Öffne diesen, wenn du willst: bestätigen, von welcher Facebook-Seite eine Marke tatsächlich Werbung schaltet – oder Seiten in einer Nische durchstöbern, ohne in einzelne Ads einzutauchen.

Der Pages-Tab listet Facebook-Seiten, keine Ads. Jede Zeile zeigt Seitenname, Avatar, gesamt jemals indexierte Ads, aktuell aktive Anzahl und abgelehnte Anzahl über die Lebenszeit der Seite. Klick eine Zeile an und du springst zurück zu Creatives mit der Suche auf diese eine Seite eingeschränkt.

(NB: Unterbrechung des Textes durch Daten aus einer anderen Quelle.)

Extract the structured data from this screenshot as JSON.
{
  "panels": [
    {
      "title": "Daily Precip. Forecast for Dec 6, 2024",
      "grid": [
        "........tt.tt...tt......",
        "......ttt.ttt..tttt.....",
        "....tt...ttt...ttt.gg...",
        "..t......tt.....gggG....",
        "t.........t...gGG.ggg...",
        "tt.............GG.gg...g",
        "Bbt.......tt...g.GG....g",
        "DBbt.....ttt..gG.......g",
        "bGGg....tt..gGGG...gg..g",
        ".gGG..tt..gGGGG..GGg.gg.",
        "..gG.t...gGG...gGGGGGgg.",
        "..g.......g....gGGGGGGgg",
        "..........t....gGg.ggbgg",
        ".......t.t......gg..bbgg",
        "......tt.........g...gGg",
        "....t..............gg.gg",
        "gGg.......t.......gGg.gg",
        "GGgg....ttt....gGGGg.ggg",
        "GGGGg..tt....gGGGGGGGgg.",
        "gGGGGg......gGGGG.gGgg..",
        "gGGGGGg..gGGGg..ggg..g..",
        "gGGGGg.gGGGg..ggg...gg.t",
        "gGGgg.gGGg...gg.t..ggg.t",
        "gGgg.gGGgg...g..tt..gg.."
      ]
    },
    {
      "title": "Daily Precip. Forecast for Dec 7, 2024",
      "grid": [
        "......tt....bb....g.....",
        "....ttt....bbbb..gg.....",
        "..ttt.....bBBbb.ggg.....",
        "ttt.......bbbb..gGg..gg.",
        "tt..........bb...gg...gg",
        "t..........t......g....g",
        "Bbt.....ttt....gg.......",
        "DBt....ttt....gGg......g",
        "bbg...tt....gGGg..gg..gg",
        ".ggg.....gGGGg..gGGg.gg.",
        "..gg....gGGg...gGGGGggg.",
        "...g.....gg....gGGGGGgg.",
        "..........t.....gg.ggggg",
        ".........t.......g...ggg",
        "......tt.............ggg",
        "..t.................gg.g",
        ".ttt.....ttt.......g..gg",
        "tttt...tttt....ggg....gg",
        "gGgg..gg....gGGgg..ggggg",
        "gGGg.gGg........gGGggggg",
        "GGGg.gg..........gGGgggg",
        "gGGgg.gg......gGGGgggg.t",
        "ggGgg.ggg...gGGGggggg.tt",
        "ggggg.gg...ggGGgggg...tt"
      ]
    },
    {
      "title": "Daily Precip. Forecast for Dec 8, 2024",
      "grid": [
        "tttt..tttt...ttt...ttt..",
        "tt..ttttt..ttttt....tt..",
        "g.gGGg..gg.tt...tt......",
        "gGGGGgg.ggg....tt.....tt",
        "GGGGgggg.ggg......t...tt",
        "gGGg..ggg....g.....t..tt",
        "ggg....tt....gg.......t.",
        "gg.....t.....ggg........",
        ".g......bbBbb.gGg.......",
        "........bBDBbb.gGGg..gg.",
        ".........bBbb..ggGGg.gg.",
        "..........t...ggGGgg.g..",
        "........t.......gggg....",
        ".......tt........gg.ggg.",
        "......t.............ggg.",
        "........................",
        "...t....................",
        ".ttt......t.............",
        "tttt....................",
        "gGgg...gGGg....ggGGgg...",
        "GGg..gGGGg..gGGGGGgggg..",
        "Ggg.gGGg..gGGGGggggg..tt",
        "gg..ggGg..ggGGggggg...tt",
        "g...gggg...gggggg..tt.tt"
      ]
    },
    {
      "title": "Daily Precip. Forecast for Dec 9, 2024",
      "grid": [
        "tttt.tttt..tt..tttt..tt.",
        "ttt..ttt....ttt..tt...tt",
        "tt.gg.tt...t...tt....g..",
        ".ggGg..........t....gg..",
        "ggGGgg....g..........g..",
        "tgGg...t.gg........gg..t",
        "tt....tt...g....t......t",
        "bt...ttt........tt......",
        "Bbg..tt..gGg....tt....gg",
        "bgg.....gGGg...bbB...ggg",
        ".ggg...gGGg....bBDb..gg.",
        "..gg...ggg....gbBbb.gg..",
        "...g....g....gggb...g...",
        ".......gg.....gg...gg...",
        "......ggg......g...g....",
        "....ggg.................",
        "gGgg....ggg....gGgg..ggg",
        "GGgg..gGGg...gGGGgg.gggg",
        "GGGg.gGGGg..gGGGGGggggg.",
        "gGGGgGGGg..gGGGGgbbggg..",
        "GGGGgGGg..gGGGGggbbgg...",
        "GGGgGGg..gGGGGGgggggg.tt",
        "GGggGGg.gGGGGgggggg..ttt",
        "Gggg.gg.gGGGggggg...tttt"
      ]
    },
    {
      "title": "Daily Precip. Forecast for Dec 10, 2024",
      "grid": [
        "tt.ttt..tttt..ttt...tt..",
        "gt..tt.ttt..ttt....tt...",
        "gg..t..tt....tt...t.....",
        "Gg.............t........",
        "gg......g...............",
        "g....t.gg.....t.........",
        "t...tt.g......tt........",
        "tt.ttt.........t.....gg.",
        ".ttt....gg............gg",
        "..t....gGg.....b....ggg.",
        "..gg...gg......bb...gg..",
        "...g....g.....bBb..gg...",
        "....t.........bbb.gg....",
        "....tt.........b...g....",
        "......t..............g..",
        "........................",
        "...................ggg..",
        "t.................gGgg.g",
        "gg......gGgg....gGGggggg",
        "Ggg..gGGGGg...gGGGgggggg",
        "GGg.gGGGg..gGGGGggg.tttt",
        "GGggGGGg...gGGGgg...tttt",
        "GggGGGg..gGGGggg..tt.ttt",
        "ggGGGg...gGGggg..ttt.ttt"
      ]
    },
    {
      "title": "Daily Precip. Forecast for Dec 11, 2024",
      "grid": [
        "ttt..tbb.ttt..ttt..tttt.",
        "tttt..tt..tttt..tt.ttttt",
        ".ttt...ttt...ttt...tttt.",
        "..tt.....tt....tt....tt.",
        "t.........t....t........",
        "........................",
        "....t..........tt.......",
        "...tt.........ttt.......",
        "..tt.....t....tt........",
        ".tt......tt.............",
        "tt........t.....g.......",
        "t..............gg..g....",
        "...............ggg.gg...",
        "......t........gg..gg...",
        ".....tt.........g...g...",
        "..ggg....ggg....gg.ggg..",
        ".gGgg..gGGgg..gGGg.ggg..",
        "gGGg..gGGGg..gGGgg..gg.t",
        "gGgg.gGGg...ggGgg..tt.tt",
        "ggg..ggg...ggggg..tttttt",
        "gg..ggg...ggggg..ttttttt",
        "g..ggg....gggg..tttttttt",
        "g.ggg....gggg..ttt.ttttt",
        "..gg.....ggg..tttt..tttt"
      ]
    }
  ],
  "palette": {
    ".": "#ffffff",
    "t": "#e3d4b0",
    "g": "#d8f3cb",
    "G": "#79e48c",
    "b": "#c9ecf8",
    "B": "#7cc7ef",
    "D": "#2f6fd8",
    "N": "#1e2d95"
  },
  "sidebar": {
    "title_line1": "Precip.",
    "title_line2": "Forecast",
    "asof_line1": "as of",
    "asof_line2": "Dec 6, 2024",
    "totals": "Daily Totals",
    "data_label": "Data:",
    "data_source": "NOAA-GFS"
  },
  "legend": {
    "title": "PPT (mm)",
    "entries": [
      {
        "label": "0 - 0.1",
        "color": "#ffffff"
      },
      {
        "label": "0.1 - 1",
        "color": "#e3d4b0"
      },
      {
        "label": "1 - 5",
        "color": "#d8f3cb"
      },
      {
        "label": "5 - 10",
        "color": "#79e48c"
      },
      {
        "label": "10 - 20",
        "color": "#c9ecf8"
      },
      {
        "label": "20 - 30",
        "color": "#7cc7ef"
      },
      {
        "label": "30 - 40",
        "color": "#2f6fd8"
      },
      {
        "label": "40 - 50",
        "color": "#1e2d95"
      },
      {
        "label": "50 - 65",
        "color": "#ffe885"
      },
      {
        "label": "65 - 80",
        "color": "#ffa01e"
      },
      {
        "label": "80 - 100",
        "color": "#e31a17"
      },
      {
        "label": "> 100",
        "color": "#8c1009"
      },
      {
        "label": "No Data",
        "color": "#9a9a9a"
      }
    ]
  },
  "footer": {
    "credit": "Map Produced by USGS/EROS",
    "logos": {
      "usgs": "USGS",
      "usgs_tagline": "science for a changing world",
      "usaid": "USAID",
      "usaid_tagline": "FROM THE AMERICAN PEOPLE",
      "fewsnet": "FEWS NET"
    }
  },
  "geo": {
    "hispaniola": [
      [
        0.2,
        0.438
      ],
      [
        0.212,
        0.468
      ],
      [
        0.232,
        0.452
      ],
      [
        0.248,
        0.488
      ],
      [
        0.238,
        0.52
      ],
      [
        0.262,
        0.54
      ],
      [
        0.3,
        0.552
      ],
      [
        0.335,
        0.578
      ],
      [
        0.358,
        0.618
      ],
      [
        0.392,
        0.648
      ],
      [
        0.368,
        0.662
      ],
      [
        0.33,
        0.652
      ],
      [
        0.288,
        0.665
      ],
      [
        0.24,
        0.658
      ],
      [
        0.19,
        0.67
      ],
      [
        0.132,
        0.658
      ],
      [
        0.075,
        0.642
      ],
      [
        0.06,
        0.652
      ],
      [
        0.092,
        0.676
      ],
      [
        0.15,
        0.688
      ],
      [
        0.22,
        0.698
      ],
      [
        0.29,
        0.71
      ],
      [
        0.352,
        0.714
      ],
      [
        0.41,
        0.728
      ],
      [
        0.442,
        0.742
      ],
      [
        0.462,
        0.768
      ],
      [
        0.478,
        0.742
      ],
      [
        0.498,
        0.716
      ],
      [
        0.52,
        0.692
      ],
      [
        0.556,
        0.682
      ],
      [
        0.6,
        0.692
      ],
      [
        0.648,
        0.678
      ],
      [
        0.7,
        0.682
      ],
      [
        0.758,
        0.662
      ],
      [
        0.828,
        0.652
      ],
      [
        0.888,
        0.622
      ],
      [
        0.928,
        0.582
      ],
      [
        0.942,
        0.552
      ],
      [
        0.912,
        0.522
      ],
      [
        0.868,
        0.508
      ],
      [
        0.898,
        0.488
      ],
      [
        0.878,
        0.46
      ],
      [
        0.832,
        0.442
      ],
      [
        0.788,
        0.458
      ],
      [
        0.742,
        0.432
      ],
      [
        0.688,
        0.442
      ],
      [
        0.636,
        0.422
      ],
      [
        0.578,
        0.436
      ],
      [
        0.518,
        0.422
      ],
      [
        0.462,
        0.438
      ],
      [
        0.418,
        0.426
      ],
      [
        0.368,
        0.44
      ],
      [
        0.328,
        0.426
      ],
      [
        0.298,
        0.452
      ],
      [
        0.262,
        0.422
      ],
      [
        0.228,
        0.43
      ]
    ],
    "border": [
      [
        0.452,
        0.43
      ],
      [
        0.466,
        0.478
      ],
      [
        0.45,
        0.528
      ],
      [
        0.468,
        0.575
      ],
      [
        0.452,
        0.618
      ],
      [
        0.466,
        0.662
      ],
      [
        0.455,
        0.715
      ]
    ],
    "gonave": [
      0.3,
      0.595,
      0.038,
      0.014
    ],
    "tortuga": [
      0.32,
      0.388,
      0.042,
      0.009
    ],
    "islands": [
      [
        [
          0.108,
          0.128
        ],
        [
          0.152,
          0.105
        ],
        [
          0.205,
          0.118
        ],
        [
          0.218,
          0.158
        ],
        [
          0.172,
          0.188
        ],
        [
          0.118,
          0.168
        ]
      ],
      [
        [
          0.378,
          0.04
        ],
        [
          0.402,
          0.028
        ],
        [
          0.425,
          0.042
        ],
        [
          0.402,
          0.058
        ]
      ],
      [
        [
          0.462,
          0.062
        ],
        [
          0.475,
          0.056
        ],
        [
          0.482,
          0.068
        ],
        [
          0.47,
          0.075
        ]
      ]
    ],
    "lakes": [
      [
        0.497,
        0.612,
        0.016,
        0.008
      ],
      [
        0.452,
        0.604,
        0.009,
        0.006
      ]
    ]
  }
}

Dieser Tab löst drei konkrete Probleme:

  1. Markennamen-Kollisionen. "Ridge" könnte ein Wallet, ein Coffee Shop und ein Finanzberater sein. Der Pages-Tab zeigt dir alle drei gleichzeitig mit ihren Ad-Volumen und du wählst die richtige aus.
  2. Vertikale Sweeps. Eine Phrase im Pages-Tab eingeben liefert welche Seiten diese Art von Ad schalten, sortiert nach Ad-Volumen. Schneller, als 200 einzelne Ads zu lesen.
  3. Sanity Checks. Wenn ein Wettbewerber scheinbar "keine Ads" hat, sagt dir der Pages-Tab, ob er überhaupt eine Seite hat und ob darauf alles aktuell inaktiv ist.

Eines verraten dir die Pages-Spalten nicht: wie viele dieser Ads auf dein spezifisches Keyword gelaufen sind. Total / Aktiv / Abgelehnt beschreiben die gesamte Lebenszeit der Seite, nicht den Ausschnitt, der zu deiner Suche passt.

Trackers — gespeicherte Suchen, die zu dir kommen

Öffne diesen, wenn du willst: eine Marke über die Zeit beobachten, statt jeden Montag dieselbe Suche neu zu starten.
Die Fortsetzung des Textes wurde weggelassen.